Yahrouts à la vanille

Vous l’aurez compris (si vous m’avez lue hier), il s’agit de yaourts maison à la vanille, plus spécifiquement de ma deuxième fournée.
Là, tout de suite, sous vos yeux ébahis et sans filet, je vais goûter ma création, qui sort tout juste d’une nuit dans le frigo.
Et zou, c’est parti !

Visuellement, il a l’air bien ferme, ce yahrout. Je passe à l’attaque : résistance de la texture confirmée ! J’adore !
La vanille n’est pas assez présente à mon goût, mais j’ai droit à une excellente surprise : en dépit d’une absence totale de sucre, ma concoction n’est pas acide.
J’en ai déjà mangé la moitié, mais tant pis, je tente l’ajout d’un peu de cassonade pour voir si elle saura jouer le rôle d’exhausteur de goût…

Et la réponse est… OUI !
Je reprends, après la pause nécessaire pour le finir, ce délicieux yahrout !
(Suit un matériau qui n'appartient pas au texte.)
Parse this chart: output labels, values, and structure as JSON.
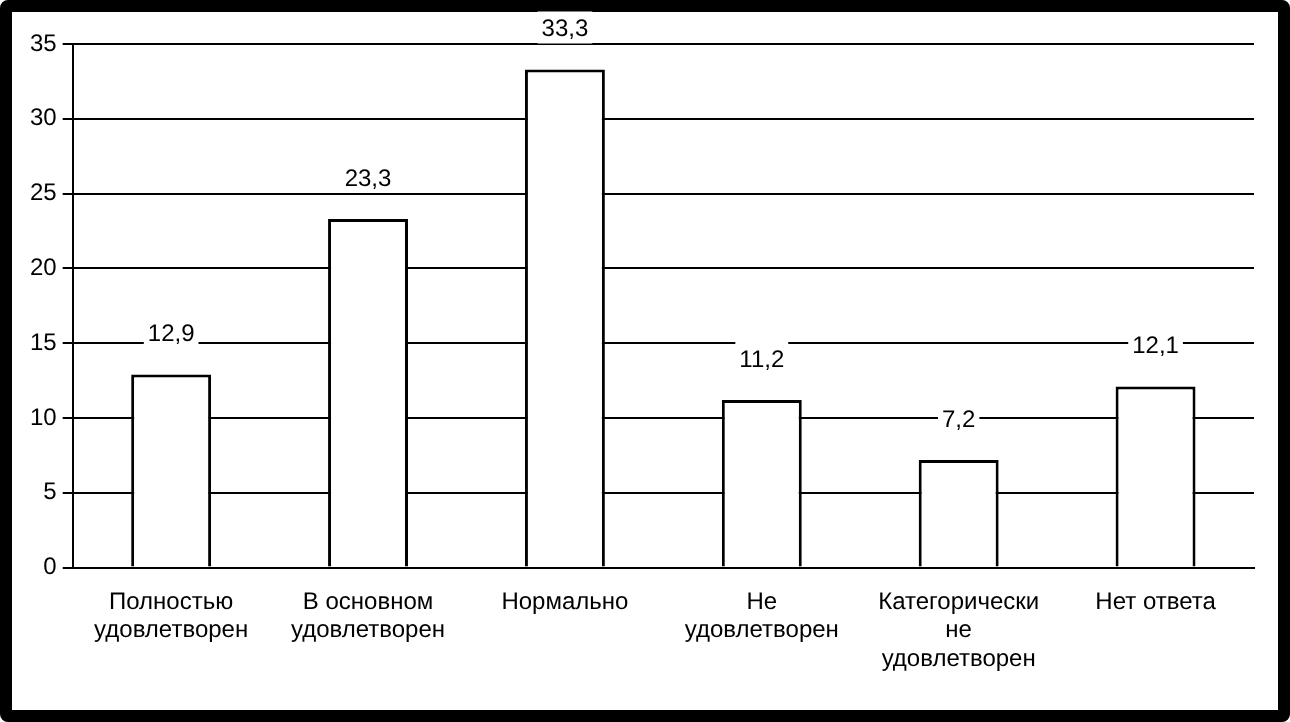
{
  "chart_data": {
    "type": "bar",
    "categories": [
      "Полностью удовлетворен",
      "В основном удовлетворен",
      "Нормально",
      "Не удовлетворен",
      "Категорически не удовлетворен",
      "Нет ответа"
    ],
    "values": [
      12.9,
      23.3,
      33.3,
      11.2,
      7.2,
      12.1
    ],
    "value_labels": [
      "12,9",
      "23,3",
      "33,3",
      "11,2",
      "7,2",
      "12,1"
    ],
    "color": "#ffffff",
    "ylim": [
      0,
      35
    ],
    "yticks": [
      0,
      5,
      10,
      15,
      20,
      25,
      30,
      35
    ],
    "grid": "y"
  }
}
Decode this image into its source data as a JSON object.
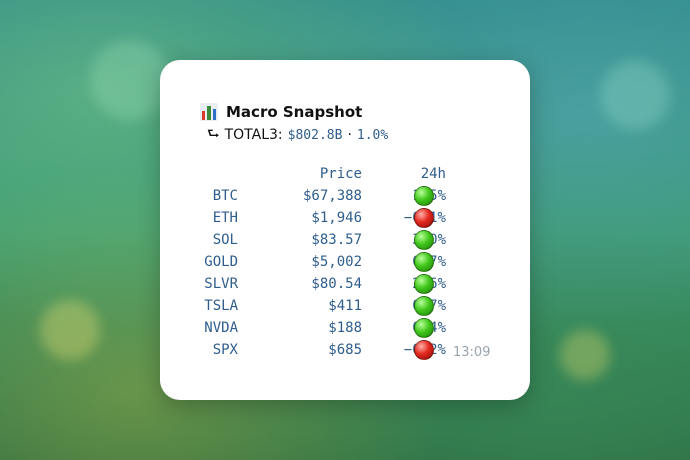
{
  "message": {
    "title_emoji": "bar-chart-icon",
    "title": "Macro Snapshot",
    "total_prefix": "⮑",
    "total_label": "TOTAL3:",
    "total_value": "$802.8B",
    "total_sep": "·",
    "total_change": "1.0%",
    "timestamp": "13:09"
  },
  "table": {
    "headers": {
      "price": "Price",
      "change": "24h"
    },
    "rows": [
      {
        "symbol": "BTC",
        "price": "$67,388",
        "change": "1.5%",
        "indicator": "green"
      },
      {
        "symbol": "ETH",
        "price": "$1,946",
        "change": "−0.1%",
        "indicator": "red"
      },
      {
        "symbol": "SOL",
        "price": "$83.57",
        "change": "3.0%",
        "indicator": "green"
      },
      {
        "symbol": "GOLD",
        "price": "$5,002",
        "change": "0.7%",
        "indicator": "green"
      },
      {
        "symbol": "SLVR",
        "price": "$80.54",
        "change": "2.6%",
        "indicator": "green"
      },
      {
        "symbol": "TSLA",
        "price": "$411",
        "change": "0.7%",
        "indicator": "green"
      },
      {
        "symbol": "NVDA",
        "price": "$188",
        "change": "0.4%",
        "indicator": "green"
      },
      {
        "symbol": "SPX",
        "price": "$685",
        "change": "−0.2%",
        "indicator": "red"
      }
    ]
  },
  "colors": {
    "value_text": "#2f5d8c",
    "up": "#42c81c",
    "down": "#e3281f",
    "timestamp": "#9aa4ad"
  }
}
Je vous narre (pas si brièvement que ça, désolée) ma première tentative pour faire des yaourts maison à la vanille : ce fut un triste échec en dépit de l’emploi de lait frais bio et d’une belle gousse de vanille, et ce pour non pas 3, ni même 4, mais 5 raisons :
– Les yaourts au lait frais se conservent très peu de temps et j’avoue leur trouver une petite odeur de… fromage ;
– Si on veut tout l’arôme de la gousse de vanille, il faut non seulement la fendre en deux et la mettre dans le lait qu’on fait chauffer, mais porter le tout à ébullition puis laisser refroidir, et enfin gratter l’intérieur de la gousse pour récupérer les bonnes petites graines de vanille et s’assurer qu’elles seront intégrées dans la préparation ;
– Le choix de mon ferment n’était pas judicieux. Beaucoup de marques de yaourtières conseillent d’ensemencer sa préparation avec un yaourt nature du commerce et très frais, mais il faut de nombreux essais pour trouver celui qui fournira la texture et le goût attendu. Je préfère acheter des ferments lactiques à ajouter, parce qu’ils se conservent bien plus longtemps qu’un yaourt et qu’ils donnent des résultats bien plus prévisibles. Aujourd’hui, on en trouve non seulement en pharmacie et en boutique bio, mais aussi en grande surface (rayon farine et autres préparations desserts) ;
– J’ai programmé ma machine pour « couver » les yaourts 9 heures. Un jour de temps frais et avec un ferment peu actif, c’est insuffisant ;
– Pour finir, mon lait était frais, bio, mais surtout – aïe ! – demi-écrémé. Or, n’en déplaise aux compteurs de calories, un bon yaourt se fait avec du lait entier, car c’est ce qui lui donne non seulement son goût, mais aussi sa texture !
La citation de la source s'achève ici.